SEVENTY-NINE percent of tourism businesses in regional Victoria do not support the grand final eve public holiday continuing in 2016, according to a survey conducted by the Victoria Tourism Industry Council (VTIC).

“Regional tourism businesses throughout Victoria are sending the Andrews Government a clear message that this holiday must be retracted,” said VTIC Acting Chief Executive Erin Joyce.

“The majority of tourism operators are small, family-run businesses under significant cost pressures already. They have been hit hard by the additional expense of this public holiday.”

Ms Joyce’s comments came as VTIC released the findings of its survey on the impact of the grand final eve public holiday on regional businesses.

The survey, which received over 120 responses from regional operators, shows the holiday put significant cost pressures on business, with over half (55 per cent) of respondents reporting that they recorded a loss for the day. Twenty three per cent of respondents reported that they did not open on the day at all.

Seventy one per cent of respondents who operated on the grand final eve public holiday were forced to cancel the shifts of regular staff and work themselves, or with family members, in order to keep costs down.

In addition, 69 per cent of respondents said that the holiday did not benefit their region.

“We are regularly told by operators that the holiday is a terrible idea and these results are further evidence that the vast majority of businesses did not benefit overall from the holiday. Businesses that experienced an increase in revenue still suffered from a higher wages bill, with only one-in-three businesses making a profit on the day,” said Ms Joyce.
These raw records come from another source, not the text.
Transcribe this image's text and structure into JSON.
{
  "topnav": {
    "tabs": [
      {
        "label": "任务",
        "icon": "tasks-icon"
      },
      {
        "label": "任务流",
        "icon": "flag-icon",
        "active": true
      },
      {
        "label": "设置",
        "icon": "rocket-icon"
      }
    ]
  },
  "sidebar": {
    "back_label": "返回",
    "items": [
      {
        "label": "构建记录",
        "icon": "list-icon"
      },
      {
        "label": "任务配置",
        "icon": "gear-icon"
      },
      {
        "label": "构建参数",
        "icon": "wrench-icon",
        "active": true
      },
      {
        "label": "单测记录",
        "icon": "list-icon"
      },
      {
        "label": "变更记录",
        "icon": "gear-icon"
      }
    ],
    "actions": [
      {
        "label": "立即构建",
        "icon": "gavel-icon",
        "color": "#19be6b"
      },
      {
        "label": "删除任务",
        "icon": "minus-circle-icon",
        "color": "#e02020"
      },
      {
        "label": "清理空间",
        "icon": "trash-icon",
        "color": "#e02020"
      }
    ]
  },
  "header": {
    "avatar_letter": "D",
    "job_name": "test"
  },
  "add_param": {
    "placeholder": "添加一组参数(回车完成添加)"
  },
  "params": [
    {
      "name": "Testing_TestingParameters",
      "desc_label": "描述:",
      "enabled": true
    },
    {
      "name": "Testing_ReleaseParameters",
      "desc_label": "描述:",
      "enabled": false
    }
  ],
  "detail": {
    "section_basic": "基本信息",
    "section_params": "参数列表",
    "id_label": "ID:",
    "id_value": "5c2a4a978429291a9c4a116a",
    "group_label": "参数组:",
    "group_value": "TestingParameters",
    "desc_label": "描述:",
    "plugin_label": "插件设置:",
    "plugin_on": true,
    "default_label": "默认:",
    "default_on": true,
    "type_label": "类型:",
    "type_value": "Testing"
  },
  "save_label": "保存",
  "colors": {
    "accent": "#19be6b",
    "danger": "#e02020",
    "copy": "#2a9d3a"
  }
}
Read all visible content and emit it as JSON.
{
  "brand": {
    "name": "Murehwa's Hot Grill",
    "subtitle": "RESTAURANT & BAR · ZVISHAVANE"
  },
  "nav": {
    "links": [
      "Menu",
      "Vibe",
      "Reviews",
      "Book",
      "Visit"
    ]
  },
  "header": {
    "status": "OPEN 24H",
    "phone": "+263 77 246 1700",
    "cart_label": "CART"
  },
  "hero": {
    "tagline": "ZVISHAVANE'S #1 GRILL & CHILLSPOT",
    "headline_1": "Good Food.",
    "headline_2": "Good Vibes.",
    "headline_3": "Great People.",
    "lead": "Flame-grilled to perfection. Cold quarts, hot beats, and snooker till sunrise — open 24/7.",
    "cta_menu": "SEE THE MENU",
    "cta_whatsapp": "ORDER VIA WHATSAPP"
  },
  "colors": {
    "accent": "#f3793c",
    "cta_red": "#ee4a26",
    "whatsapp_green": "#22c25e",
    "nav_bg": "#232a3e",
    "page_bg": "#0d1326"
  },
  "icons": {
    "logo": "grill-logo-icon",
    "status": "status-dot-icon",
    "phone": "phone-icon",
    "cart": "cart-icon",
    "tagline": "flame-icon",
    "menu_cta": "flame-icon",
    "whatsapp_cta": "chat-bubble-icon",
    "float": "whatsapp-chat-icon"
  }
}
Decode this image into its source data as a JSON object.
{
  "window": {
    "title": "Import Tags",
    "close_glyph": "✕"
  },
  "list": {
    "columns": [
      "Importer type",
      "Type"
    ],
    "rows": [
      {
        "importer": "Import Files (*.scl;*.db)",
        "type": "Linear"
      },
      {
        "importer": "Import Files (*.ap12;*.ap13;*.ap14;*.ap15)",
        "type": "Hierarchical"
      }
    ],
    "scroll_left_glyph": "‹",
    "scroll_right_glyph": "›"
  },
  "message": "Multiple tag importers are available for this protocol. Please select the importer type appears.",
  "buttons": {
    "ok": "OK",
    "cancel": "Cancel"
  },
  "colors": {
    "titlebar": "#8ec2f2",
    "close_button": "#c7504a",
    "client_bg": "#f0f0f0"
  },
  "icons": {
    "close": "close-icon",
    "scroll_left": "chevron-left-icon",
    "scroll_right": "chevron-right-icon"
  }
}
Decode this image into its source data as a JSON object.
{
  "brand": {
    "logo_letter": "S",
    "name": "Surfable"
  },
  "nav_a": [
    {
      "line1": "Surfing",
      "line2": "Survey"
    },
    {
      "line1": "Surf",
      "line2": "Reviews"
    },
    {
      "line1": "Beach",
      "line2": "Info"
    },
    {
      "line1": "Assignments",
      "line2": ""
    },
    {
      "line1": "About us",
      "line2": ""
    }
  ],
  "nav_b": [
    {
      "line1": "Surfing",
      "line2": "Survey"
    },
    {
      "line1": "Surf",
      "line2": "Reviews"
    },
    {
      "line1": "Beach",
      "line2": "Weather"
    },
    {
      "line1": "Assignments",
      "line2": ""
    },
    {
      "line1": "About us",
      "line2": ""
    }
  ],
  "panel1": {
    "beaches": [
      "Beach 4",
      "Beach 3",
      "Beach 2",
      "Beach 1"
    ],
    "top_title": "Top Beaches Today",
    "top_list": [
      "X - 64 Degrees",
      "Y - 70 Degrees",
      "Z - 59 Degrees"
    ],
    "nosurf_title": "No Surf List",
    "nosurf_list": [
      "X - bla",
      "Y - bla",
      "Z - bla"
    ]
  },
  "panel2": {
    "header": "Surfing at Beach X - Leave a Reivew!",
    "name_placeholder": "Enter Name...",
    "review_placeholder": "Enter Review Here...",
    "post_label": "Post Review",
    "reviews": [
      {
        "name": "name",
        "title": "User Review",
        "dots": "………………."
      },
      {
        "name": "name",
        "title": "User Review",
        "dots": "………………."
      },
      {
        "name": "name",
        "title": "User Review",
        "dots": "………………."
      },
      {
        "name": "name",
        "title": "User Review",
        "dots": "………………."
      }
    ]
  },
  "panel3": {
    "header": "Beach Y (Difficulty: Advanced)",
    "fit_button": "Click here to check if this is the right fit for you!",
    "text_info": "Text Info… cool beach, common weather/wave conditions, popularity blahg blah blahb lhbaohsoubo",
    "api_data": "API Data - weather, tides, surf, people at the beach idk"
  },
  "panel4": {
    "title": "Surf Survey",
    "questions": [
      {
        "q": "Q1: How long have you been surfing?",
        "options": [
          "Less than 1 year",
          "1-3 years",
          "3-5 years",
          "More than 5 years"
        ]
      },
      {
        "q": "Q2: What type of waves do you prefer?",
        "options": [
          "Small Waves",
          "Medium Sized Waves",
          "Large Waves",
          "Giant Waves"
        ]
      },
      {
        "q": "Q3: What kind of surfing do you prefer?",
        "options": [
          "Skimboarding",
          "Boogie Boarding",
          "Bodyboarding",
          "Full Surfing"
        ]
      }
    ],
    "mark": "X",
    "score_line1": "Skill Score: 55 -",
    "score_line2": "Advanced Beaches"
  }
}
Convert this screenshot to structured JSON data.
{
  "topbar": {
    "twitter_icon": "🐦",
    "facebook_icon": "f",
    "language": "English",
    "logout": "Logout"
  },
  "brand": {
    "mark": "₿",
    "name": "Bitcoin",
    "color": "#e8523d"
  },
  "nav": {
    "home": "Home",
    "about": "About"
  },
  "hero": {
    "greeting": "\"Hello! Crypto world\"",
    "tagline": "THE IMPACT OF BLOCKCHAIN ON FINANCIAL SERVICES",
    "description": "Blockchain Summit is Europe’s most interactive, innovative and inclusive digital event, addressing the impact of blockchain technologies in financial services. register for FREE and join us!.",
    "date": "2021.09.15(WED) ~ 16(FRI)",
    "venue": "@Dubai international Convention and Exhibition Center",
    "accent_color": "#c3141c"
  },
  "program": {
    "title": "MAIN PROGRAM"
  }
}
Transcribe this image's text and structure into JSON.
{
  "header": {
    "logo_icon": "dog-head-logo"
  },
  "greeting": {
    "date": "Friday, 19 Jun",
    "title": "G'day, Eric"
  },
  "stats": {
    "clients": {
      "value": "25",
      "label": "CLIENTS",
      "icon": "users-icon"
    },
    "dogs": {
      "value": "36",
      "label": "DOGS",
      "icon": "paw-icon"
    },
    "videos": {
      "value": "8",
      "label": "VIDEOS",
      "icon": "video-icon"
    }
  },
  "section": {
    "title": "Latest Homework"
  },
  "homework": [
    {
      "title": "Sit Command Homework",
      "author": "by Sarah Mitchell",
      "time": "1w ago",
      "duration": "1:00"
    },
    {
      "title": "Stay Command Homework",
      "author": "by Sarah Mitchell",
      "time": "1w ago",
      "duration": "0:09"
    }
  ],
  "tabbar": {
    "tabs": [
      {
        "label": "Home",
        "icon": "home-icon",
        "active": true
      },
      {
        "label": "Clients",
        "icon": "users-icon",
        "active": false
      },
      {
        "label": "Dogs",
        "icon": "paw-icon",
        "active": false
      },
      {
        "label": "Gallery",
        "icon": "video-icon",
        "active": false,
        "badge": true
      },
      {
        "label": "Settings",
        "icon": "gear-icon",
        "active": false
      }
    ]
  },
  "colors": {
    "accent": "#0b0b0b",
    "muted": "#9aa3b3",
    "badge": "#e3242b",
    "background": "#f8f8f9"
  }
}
“On behalf of tourism businesses throughout Victoria we will continue to campaign to see that this holiday is not repeated in years to come.”

The Victoria Tourism Industry Council (VTIC) is the peak body for Victoria’s tourism and events industry, providing one united industry voice. Tourism and events are growth industries for Victoria and contribute $19.6 billion to the state economy each year and employ more than 200,000 people.